Warum ist das Zeitlupentempo so gefährlich? Ein Blick ins Kochbuch soll es verdeutlichen: Wirft man einen Frosch in einen Topf mit heißem Wasser, springt er umgehend wieder heraus. Setzt man den gleichen Frosch aber in wohltemperiertes Wasser und erhöht nur langsam die Temperatur, fühlt er sich wohl, genießt die Wärme, macht dann schlapp und läßt sich kochen, bis er tot ist. Kommt Ihnen das bekannt vor? Während der Frosch keine Ahnung hat, wie ihm geschieht, sind wir nur zu naiv bzw. zu träge, um auszusteigen und die Froschköche zu entsorgen. Tragikomisch ist dabei der Umstand, daß wir nur als vereinte Mehrheit handlungsfähig sind und auch die intelligenten Frösche mit der gleichgültigen Masse kochen müssen. Lediglich reiche Frösche haben es besser und ziehen in Steueroasen um.

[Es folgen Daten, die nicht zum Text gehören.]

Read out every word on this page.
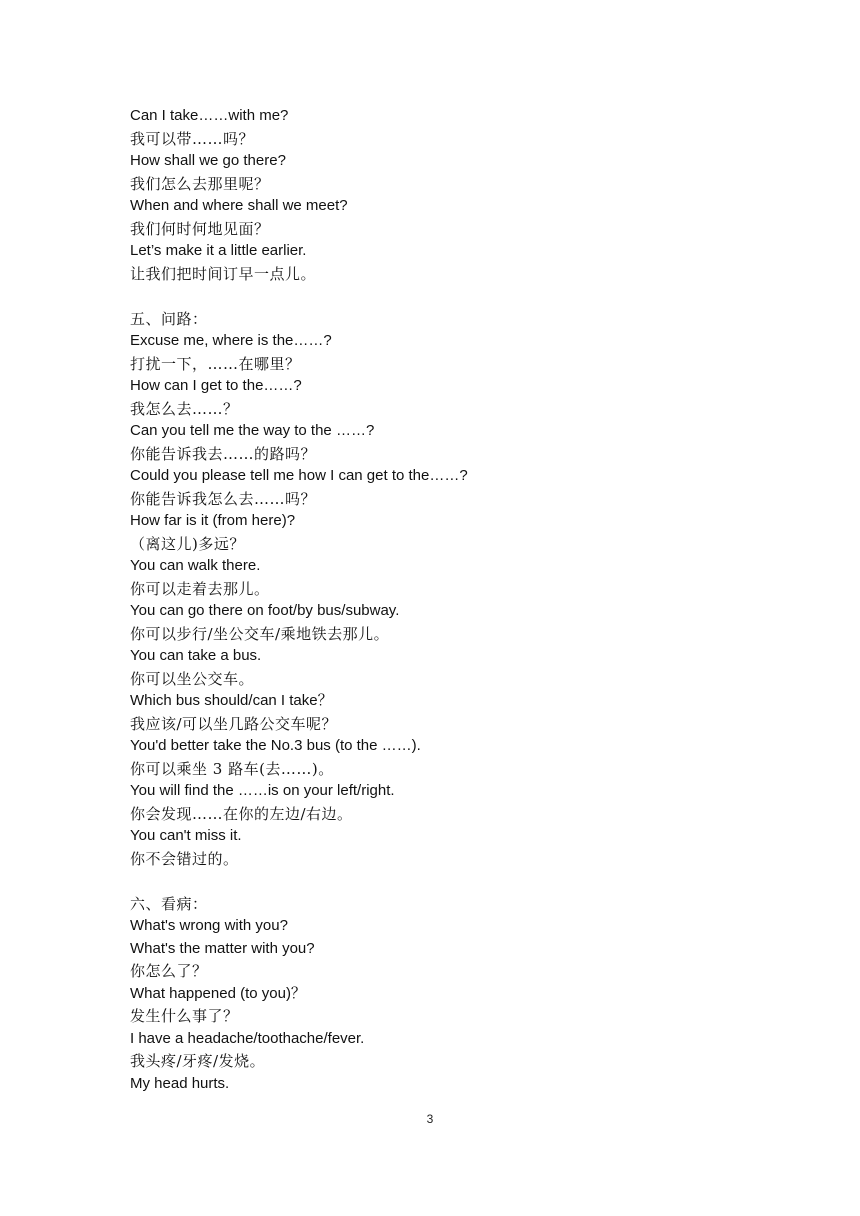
Can I take……with me?
我可以带……吗？
How shall we go there?
我们怎么去那里呢？
When and where shall we meet?
我们何时何地见面？
Let’s make it a little earlier.
让我们把时间订早一点儿。
五、问路：
Excuse me, where is the……?
打扰一下，……在哪里？
How can I get to the……?
我怎么去……？
Can you tell me the way to the ……?
你能告诉我去……的路吗？
Could you please tell me how I can get to the……?
你能告诉我怎么去……吗？
How far is it (from here)?
（离这儿)多远？
You can walk there.
你可以走着去那儿。
You can go there on foot/by bus/subway.
你可以步行/坐公交车/乘地铁去那儿。
You can take a bus.
你可以坐公交车。
Which bus should/can I take？
我应该/可以坐几路公交车呢？
You'd better take the No.3 bus (to the ……).
你可以乘坐 3 路车(去……)。
You will find the ……is on your left/right.
你会发现……在你的左边/右边。
You can't miss it.
你不会错过的。
六、看病：
What's wrong with you?
What's the matter with you?
你怎么了？
What happened (to you)？
发生什么事了？
I have a headache/toothache/fever.
我头疼/牙疼/发烧。
My head hurts.
3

Z.B. die wachsende Armut in Deutschland wird von den Froschköchen durch den Vergleich mit der Armut der 3. Welt relativiert. Eine solche Relativierung offenbart, wie bescheiden die Ziele sind, an denen die Froschköche die Gesellschaft ausrichten wollen. Die Froschköche erzählen den unteren beiden Dritteln der Gesellschaft, sie müssten den Gürtel enger schnallen. Dummerweise kann man den Gürtel überhaupt nicht so eng schnallen, als das irgendeines unserer Probleme dadurch auch nur ansatzweise gelöst würde. Im Gegenteil. Die Froschköche ändern nicht einmal die Rezepte, sondern erhöhen die Temperatur im Kochtopf und nennen das „Systemwechsel“. Wenn ihre Reformen nicht wirken, sind eben weitere Reformen nötig – oder anders ausgedrückt: Verbrannte Suppen brauchen nach Ansicht der Froschköche noch mehr Hitze. Ein Klassiker der Froschkoch-Methoden ist das Spiel mit der Hoffnung auf die Zukunft. In einer nicht genau datierten Zukunft (nach dem nächsten Wahltermin) wird angeblich alles besser, weil die „Reformen“ angeblich erst danach wirken. Und (um eine bekanntere Metapher zu verwenden) wie ein Esel mit der unerreichbaren Möhre vorm Maul laufen wir Bürger/Wähler brav weiter.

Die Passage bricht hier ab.